Every data is treasured
Explaining that data is of crucial importance to make sure AI systems are working properly and effectively, Salah pointed out that nowadays, corporations work with the users to gather and store data, and by using the machine learning systems, users are actually donating their information to such companies: "Companies with considerable databases are using this data to train their systems. For instance, to develop a functioning face recognition system, we download and save the faces of actors from movies. This allows us to have millions of images.

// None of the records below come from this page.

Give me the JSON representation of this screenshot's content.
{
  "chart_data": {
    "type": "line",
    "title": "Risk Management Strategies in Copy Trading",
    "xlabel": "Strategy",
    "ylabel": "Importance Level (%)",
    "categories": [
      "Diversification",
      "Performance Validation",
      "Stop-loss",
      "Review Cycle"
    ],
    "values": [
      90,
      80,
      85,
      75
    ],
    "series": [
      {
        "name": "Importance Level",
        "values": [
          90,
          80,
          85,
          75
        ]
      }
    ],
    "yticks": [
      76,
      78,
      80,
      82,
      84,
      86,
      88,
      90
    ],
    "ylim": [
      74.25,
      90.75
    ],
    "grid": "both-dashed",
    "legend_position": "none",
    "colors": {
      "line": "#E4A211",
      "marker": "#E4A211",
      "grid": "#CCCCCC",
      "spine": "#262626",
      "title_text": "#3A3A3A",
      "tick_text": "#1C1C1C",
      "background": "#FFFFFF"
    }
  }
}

Today, we have artificial deep neural networks that give rise to incredibly powerful machine learning systems, but what we need is data to feed such systems. Corporations that store data are developing better systems every day, which attracts more and more users, which, in turn, feeds those companies more data. Just like in the board game Monopoly, which is actually a satire of the capitalistic world, data-rich companies get even richer whereas data-poor ones lose the competition. Such companies share their own artificial intelligence research. As they're already losing out, the methodological development in the area will help them more than it helps any other company.
In fact, the notion "Citizen Science", a collection and analysis of data relating to the natural world by members of the general public, serves such purposes. For example, if you're using an online translating service and do not like the result you're getting, you can edit or change it. Those edits are invaluable for the company that's providing the translation service. Millions of people are correcting things every day. Therefore, there emerges a priceless database that cannot have been created by a handful of software developers. This process allows the system to develop as swift as the wind. If you have noticed, online translating services have recently been undoubtedly better thanks to the development of deep learning systems. However, we have yet to see such a development in social systems. To be able to create this cycle, we need to first build robots that will sit and chat with us during dinner."